Майя навещала его ежедневно, хлопотала, была в легком самоотверженно-светлом порыве, и ЮГ расцветал, набирался сил, оживал. Она навела порядок в шкафах, перетерла бокалы – Зухра-то, эта вертихвостка, разве может нормально убрать? Кое-что перестирала, перегладила. Он начал ходить по квартире, рассказывать, показывать, ставить свои кассеты, зачитывать любимые пассажи из книг. Майя слушала, ей нравилось. Не скучно с ним – вот что главное. Плавно как-то движется. Ее всегдашняя готовность к самопожертвованию и самоотдаче вытравила из нее на время все лишнее, весь нрав. Она возвращалась домой поздно, шла в тени стены, как монашенка, едва успевая прихватить молока, сыра и помидоров по дороге, спала на диване, под пледом, вставала на заре, бежала на рынок за рыбой и кореньями. Она служила ему по образцу лучших советских медсестер: с неумолимой настойчивостью, но и с сочувствием к больному.

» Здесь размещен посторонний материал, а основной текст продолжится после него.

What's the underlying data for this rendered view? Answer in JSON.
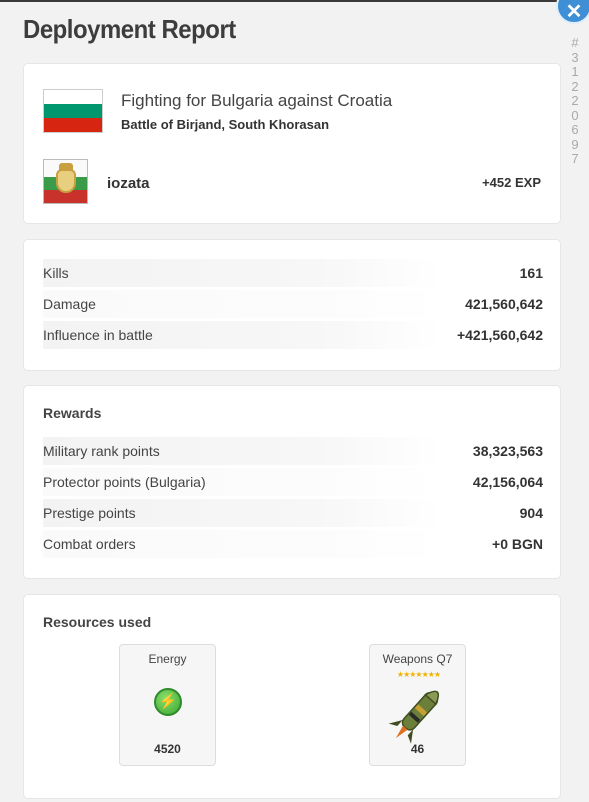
{
  "header": {
    "title": "Deployment Report",
    "close_glyph": "✕"
  },
  "side_id": [
    "#",
    "3",
    "1",
    "2",
    "2",
    "0",
    "6",
    "9",
    "7"
  ],
  "battle": {
    "title": "Fighting for Bulgaria against Croatia",
    "subtitle": "Battle of Birjand, South Khorasan",
    "flag_icon": "bulgaria-flag",
    "flag_colors": [
      "#ffffff",
      "#00966e",
      "#d62612"
    ],
    "username": "iozata",
    "exp": "+452 EXP"
  },
  "stats": [
    {
      "label": "Kills",
      "value": "161"
    },
    {
      "label": "Damage",
      "value": "421,560,642"
    },
    {
      "label": "Influence in battle",
      "value": "+421,560,642"
    }
  ],
  "rewards": {
    "title": "Rewards",
    "items": [
      {
        "label": "Military rank points",
        "value": "38,323,563"
      },
      {
        "label": "Protector points (Bulgaria)",
        "value": "42,156,064"
      },
      {
        "label": "Prestige points",
        "value": "904"
      },
      {
        "label": "Combat orders",
        "value": "+0 BGN"
      }
    ]
  },
  "resources": {
    "title": "Resources used",
    "items": [
      {
        "name": "Energy",
        "value": "4520",
        "icon": "energy-icon"
      },
      {
        "name": "Weapons Q7",
        "value": "46",
        "icon": "missile-icon",
        "stars": "★★★★★★★"
      }
    ]
  },
  "colors": {
    "accent": "#3e8fd6",
    "energy": "#3aa534",
    "stars": "#f0b400"
  }
}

Лекарства по часам, еда по часам, проветривание комнаты по часам, чтение газеты строго в определенное время на террасе, под закат, вечером – фильм с Гретой Гарбо или Лайзой Миннелли из его аккуратно расставленной по алфавиту коллекции на полке – и никакой политики, никаких треволнений. Ему разрешили выходить, и он сообщил ей прямо с порога, что они пойдут, пойдут через старый город на набережную, и пусть она позволит ему отблагодарить себя. Он знает, знает, что она ни в чем не нуждается, но он так рад, так счастлив, он хочет купить ей замшевый жакет, он давно уже это задумал, он знает магазин.
Ей сделалось приятно.
– Как в «Красотке», что ли? Я буду безмозглой девицей легкого поведения?

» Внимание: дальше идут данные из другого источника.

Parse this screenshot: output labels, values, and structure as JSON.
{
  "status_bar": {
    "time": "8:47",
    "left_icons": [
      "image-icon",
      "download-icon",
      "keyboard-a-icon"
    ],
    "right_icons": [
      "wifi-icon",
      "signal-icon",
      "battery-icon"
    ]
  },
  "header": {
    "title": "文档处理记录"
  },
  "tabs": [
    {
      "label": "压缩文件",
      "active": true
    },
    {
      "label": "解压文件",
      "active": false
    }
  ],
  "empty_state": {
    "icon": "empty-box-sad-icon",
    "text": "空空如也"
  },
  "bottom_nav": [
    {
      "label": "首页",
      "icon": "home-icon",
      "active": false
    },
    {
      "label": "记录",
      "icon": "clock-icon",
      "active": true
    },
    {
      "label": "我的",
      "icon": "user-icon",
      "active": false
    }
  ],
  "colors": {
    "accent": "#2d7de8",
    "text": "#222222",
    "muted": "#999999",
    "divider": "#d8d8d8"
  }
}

Оба рассмеялись и в первый раз обнялись. У него было сухое, жесткое объятие, но ароматное – он только что выбрился и надел белую сорочку, от которой пахло свежевыглаженным. Она тоже его обняла, тихонечко, и он почувствовал сладковатый запах ее пота – ничего удивительного, она спешила, почти бежала, не обращая внимание на тяжесть в ногах и клокочущее в ушах сердце; он вдохнул поглубже и погрузился в волну жаркого умиротворяющего покоя: да, да, именно так должен пахнуть дом.